Histopathology, which involves the microscopic examination of patient tissues for the identification of tissue abnormalities, is a largely manual process. It requires slide preparation by fixing, followed by staining for specific cell and tissue markers, and finally, visual inspection by a pathologist.
As technologies continue to evolve, vendors are looking to develop solutions to automate this intensive and time-consuming process. Automation can help move the largely qualitative field of pathology to a quantitative assessment that avoids human bias and enables the precise and reproducible extraction of data from slides. The digitization of pathology slides through whole slide imaging (WSI) represents a major step toward this automation.
In WSI, slides are prepared and stained in the same way as in conventional microscopy, but instead of examining the slide with a microscope, the slide is scanned and visualized on a computer screen.1 The user can navigate the tissue and annotate any findings using software.
While this technology has been used for slide archiving, remote consultations, and education, among other applications, the use of WSI for diagnosis in the clinical lab is still in its infancy.
Uses of whole slide imaging
Environmental factors can degrade tissue mounted on slides over time.

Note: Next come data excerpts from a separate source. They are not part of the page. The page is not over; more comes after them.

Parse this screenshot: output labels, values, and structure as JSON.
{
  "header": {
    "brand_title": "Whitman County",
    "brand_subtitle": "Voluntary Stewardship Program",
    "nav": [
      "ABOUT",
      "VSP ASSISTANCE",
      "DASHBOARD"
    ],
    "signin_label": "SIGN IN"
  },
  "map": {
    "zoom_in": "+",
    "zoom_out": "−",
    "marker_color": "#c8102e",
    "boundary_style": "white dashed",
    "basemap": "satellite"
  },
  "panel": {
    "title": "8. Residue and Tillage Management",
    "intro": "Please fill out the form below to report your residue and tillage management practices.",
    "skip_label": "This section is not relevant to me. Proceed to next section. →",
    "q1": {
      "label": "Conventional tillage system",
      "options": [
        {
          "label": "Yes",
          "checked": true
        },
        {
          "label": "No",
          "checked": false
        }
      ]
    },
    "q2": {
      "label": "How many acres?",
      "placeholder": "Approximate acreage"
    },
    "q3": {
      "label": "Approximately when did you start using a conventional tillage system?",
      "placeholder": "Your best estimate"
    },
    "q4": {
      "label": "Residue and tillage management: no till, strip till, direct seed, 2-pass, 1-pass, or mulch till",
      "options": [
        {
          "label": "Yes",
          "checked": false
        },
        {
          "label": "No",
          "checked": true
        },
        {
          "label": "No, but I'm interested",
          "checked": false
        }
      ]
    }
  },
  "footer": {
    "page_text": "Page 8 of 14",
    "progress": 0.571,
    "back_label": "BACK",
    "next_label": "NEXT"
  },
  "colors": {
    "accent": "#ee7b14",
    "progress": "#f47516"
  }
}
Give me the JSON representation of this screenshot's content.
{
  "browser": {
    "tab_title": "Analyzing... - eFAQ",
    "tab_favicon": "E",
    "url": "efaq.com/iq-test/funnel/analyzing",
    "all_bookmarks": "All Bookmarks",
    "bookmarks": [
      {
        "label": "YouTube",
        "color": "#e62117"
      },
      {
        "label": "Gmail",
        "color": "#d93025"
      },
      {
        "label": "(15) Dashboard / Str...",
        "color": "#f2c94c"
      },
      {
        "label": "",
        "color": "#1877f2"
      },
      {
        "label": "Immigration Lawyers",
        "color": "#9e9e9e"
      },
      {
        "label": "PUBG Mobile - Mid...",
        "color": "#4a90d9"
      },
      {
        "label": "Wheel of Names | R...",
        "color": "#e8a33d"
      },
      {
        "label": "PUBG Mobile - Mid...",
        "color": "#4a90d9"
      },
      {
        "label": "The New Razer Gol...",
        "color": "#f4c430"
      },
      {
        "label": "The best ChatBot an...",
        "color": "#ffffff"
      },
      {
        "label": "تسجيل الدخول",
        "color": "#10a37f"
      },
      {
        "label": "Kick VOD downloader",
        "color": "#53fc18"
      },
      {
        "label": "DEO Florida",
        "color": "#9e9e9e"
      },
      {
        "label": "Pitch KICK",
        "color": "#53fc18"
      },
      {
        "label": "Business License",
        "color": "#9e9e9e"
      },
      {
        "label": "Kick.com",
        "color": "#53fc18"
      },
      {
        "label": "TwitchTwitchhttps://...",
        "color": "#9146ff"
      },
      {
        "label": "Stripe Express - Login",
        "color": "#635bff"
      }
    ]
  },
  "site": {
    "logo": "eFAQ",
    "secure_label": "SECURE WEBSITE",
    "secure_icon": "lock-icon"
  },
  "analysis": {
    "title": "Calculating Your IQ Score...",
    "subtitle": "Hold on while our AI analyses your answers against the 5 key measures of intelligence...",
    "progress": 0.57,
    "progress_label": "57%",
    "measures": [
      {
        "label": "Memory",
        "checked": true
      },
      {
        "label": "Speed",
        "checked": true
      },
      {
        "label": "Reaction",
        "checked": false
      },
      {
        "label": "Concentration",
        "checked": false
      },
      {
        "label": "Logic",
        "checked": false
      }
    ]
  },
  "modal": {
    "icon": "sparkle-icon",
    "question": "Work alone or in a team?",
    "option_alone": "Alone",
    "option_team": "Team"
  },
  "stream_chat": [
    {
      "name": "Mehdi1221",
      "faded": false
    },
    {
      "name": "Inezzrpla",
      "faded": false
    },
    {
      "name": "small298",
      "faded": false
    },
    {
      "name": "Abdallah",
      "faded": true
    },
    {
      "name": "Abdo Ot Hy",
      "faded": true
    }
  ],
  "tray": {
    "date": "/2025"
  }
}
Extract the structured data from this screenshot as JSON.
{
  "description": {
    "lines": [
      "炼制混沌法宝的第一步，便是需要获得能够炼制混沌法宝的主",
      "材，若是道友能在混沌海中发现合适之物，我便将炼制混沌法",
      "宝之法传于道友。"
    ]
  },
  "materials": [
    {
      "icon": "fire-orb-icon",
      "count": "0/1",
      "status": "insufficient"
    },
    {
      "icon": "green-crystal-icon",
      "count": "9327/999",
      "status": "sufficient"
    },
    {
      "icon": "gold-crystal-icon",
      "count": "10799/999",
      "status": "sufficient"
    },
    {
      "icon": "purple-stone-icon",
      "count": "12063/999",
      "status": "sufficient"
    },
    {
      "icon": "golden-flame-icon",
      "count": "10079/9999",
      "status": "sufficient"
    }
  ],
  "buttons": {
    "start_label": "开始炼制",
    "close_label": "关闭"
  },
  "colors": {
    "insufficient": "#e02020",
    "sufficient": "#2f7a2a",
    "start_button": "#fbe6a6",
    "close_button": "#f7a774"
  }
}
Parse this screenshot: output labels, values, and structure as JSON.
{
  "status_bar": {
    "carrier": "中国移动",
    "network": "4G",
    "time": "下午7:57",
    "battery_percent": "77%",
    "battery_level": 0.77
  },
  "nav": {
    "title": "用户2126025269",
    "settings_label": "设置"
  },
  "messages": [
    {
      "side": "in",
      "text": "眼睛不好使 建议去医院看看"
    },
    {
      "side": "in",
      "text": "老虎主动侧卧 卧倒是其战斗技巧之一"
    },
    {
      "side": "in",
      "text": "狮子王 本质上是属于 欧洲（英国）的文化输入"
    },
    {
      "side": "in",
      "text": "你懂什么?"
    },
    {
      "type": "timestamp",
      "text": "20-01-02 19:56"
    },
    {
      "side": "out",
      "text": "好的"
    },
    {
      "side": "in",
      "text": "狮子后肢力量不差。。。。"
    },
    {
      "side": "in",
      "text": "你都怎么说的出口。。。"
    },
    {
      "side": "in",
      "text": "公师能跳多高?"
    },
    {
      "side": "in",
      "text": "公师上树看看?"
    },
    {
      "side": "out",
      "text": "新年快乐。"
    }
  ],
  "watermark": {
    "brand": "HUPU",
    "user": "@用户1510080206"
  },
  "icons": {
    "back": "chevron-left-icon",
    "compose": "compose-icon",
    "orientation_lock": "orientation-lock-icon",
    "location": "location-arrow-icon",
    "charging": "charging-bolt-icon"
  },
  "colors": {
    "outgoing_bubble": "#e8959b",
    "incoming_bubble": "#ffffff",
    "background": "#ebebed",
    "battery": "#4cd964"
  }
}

Slides are also prone to breakage, misplacement, or mislabeling, and they take up physical space. Digital slide archives maintain the quality of the slide image over time and provide long-term storage solutions so that only tissue blocks need to be physically stored.1
The digitization of histology slides allows them to be accessed anywhere by anyone.2 Specialists around the world can be sent digital slides in minutes and examine the entire slide instead of relying on the sender to choose a representative section.
Developing and maintaining tissue sets of histology slides is challenging. First, instructors need to find high-quality specimens that are free of artifacts and produce enough representative sections. When slides are digitized, an entire class can have access to the same tissue set anywhere.2 Only a single tissue section needs to be scanned, and slide-to-slide variation is eliminated. Digitization also promotes sharing and distribution of histopathologic specimens so that resources across training programs are broader and more homogenous.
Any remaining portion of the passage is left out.